A report from the Center for Immigration Studies shows wages increased, as did the number of legal workers, at six Swift meatpacking plants following immigration raids in 2006. The Grand Island plant was among plants in six states raided in December of that year. Report author Jerry Kammer says Swift had to increase the wages and pay bonuses to new workers to get back to full production after the raids.
Kammer says it was a supply and demand issue as they needed to find workers quickly and had to make the job more attractive. He says all the plants returned to full production within five months — an indication that the plants could operate at full capacity without the presence of illegal workers. Kammer says the report goes against the myth that illegal immigrants are needed as Americans don’t want to do these types of jobs.

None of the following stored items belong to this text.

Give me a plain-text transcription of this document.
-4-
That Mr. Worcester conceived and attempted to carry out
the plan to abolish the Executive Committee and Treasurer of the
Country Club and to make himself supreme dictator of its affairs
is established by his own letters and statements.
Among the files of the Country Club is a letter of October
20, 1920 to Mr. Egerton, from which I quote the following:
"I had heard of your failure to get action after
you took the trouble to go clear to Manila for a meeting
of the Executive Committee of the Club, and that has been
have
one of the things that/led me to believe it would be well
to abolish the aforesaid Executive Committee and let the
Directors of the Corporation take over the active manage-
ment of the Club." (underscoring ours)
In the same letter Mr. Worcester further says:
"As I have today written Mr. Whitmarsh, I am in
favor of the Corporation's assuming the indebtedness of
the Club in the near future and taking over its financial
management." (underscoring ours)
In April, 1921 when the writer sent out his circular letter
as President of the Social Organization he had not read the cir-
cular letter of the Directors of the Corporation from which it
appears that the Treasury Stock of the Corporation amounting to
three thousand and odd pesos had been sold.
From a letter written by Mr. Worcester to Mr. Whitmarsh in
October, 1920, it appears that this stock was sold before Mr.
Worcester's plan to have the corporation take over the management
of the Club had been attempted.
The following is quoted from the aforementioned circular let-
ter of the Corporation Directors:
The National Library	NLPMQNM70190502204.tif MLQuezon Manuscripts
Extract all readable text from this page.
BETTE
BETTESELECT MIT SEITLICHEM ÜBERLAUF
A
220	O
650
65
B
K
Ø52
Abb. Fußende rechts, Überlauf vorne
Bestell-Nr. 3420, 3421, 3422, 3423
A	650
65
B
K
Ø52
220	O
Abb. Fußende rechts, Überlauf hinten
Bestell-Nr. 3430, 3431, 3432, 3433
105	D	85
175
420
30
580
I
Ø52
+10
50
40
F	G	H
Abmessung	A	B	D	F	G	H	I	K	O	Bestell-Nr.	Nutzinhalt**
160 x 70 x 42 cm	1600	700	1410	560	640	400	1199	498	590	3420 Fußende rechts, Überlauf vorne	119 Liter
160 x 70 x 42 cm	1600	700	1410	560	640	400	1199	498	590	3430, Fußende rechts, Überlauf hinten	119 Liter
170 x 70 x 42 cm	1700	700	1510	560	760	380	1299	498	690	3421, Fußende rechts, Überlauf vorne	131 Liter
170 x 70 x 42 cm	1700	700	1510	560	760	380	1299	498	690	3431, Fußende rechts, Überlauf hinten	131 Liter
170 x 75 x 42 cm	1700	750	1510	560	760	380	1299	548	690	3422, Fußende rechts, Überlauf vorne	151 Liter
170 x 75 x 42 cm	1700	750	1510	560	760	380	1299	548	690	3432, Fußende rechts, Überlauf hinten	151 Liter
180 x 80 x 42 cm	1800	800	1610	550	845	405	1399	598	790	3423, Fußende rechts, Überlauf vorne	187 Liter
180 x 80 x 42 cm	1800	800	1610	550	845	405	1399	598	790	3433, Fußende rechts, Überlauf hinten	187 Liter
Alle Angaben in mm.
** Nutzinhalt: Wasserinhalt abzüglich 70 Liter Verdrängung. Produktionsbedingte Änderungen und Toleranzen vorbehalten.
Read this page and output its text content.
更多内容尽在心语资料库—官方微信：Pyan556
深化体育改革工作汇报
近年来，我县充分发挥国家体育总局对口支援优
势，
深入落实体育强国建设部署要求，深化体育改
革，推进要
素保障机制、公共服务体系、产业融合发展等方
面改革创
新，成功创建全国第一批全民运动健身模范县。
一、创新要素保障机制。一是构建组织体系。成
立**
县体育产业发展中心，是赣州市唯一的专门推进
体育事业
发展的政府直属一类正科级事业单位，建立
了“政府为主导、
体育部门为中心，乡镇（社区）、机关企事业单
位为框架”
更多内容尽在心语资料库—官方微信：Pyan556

“I think that’s one of the major points here, that Americans will do these jobs if the jobs are made decent. If they pay decent and the working conditions are improved, more Americans will do these jobs,” Kammer says. Kammer says Swift has taken the strategy of spending money on replacing workers instead of increasing the wages of the workers they have. He says the average wage in today’s dollars was 21-dollars-and-75-cents in inflation adjusted dollars in 2007 the average wage was 12-dollars and three cents, so there has been a huge drop in the standard of living.
Kammer says the turnover at Swift plants continues to be 40 to 70-percent. He says that’s a very high turnover that means a lot of “turmoil and churn” in the communities, making it very difficult for the schools, churches, hospitals and neighborhoods to incorporate the people into the community. “You often hear the phrase in these meatpacking plant towns, ‘the plants don’t kill animals, they kill people’ because they make life so difficult, the working is so grueling, the conditions are so difficult,” Kammer says.
He says another myth the report addresses is that upping the money paid to workers in meatpacking plants would dramatically increase the cost of the product. Kammer says a California researcher found this not to be true in studying myth that lettuce would cost five dollars a head if workers were paid more. Kammer says the researcher found six percent of the cost for lettuce goes to the workers, while his report found in the meat industry, it was seven to nine percent, depending on whether it was beef or pork. So he says the wages could be increased “significantly” without a correspondingly large rise in the cost to the consumer.
Kammer says his view of the report goes back to what former congresswoman Barbara Jordon said about immigration. He says Jordan believes an immigration policy that is coherent and healthy for the country needs clear rules, and those that don’t meet the rules will have to stay out of the country. And those who break the rules should be sent out of the country. Kammer says it’s difficult to have such a policy and enforce it, because “every immigrant is a human being, and every immigrant has a story.”